The Sun Is Also a Star **1/2
Fair warning: This adaptation of a young-adult romance by Nicola Yoon (Everything, Everything
) announces its intentions when high-school seniors Natasha (Yara Shahidi) and Daniel (Riverdale
's Charles Melton) are brought together by the phrase “Deus Ex Machina.” This is a story about the magic of fate and destiny and strange coincidences, as ways to deal with the harshness of reality—because on the day that they meet cute in New York, Jamaica-born Natasha faces deportation with her family, and first-generation Korean-American Daniel is scheduled for a college interview directing him to a future his parents expect of him. There’s an interesting tension in Ry Russo-Young’s direction between twinkly “New York is also a character in our story” rom-coms and darker undertones, as the airborne establishing shots of Manhattan skylines often tilt on their axis. And while the background of the two leads provides depth, this still works primarily because of old-fashioned chemistry between Shahidi and Melton, though Natasha’s shift from what’s-love-got-to-do-with-it empiricist to swooning schoolgirl is pretty abrupt. A superficial treatment of the parents as tradition-bound impediments dampens the spirit of a story about the hope that love offers in a messed-up world. Opens May 17 at theaters valleywide.
Trial by Fire **
The true story that Trial by Fire
is based on, told by David Grann in a 2009 New Yorker
article, is fascinating and suspenseful, full of twists that make you reexamine your assumptions. But the movie version—directed by bland social crusader Edward Zwick (The Last Samurai
, Blood Diamond
) from a screenplay by Geoffrey Fletcher (Precious
)—waters it down into a generic, maudlin anti-death-penalty message.

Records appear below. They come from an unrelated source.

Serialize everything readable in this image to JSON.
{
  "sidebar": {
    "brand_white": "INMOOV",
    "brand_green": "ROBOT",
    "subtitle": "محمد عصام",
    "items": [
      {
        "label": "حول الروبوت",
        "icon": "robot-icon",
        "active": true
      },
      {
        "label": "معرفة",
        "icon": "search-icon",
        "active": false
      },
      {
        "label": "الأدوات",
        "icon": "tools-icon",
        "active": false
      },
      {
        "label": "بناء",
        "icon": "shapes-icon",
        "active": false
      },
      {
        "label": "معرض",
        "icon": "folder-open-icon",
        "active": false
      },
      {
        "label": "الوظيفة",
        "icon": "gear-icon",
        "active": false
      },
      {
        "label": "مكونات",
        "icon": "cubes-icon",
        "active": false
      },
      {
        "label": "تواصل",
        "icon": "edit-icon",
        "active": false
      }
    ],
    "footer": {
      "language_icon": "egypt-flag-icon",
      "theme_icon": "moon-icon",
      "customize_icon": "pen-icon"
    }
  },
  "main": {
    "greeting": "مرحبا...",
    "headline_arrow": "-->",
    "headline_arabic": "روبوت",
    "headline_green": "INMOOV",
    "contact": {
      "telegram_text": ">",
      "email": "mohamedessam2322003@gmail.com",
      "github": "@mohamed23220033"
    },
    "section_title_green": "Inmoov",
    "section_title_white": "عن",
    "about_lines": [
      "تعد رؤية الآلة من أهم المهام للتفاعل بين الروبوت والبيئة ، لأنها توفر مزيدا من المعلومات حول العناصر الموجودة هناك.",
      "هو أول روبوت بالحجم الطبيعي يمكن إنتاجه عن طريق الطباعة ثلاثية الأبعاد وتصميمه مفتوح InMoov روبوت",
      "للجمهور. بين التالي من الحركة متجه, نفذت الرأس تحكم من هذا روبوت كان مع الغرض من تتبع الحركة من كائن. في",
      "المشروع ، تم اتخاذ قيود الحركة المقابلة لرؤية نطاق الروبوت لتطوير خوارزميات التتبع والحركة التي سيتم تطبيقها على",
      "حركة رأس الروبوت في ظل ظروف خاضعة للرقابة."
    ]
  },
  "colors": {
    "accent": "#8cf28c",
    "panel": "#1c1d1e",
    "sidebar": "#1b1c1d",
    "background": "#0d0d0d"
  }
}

Jack O’Connell, in a dopey, unintentionally comical, SNL
-level Southern drawl, plays Cameron Todd Willingham, a white-trash Texan accused of setting the 1991 house fire that killed his children. Evidence makes it seem like a clear-cut case of arson for which Willingham is responsible; what makes the New Yorker article so compelling, and what the movie totally fumbles, are the revelations about how that evidence was misinterpreted because of faulty but unquestioned forensic practices. On the plus side: Laura Dern plays an activist trying to clear Willingham’s name, and who goes around telling various men how they screwed up. That’s satisfying, but Zwick, Fletcher and O’Connell all should have been on her route, too. Opens May 17 at Broadway Centre Cinemas and Megaplex Jordan Commons.
(R)—Eric D. Snider
Wild Nights with Emily ***
There are two things I know about Emily Dickinson: She was a reclusive spinster, and many of her poems can be sung to the tune of “Yellow Rose of Texas.” The second thing, which is definitely true, is addressed in Madeleine Olnek’s deadpan biopic that tongue-in-cheekily details how the first thing probably isn’t. Turns out Emily (Molly Shannon, played with apt nervous spaciness) had a romantic relationship with her brother’s wife, Susan (Susan Ziegler), while her brother was cheating with Mabel Todd (Amy Seimetz), who would posthumously publish Emily’s work after erasing all of the poet’s references to “Sue.” Olnek wants to set the record straight (as it were) about Emily’s life and personality, but does so in the style of Drunk History: historical facts mixed with comedy. A potential publisher of Emily’s poems (Brett Gelman) is a fatuous, “woke” feminist; Emily and Susan (and the film itself) mock the shallow verses of Helen Hunt Jackson, then called “America’s greatest lady poet,” with modern causticity, albeit expressed in the formal, contraction-less language of the 1880s. It’s altogether more charming and sweet than you might expect an Emily Dickinson biography to be. Opens May 17 at Broadway Centre Cinemas.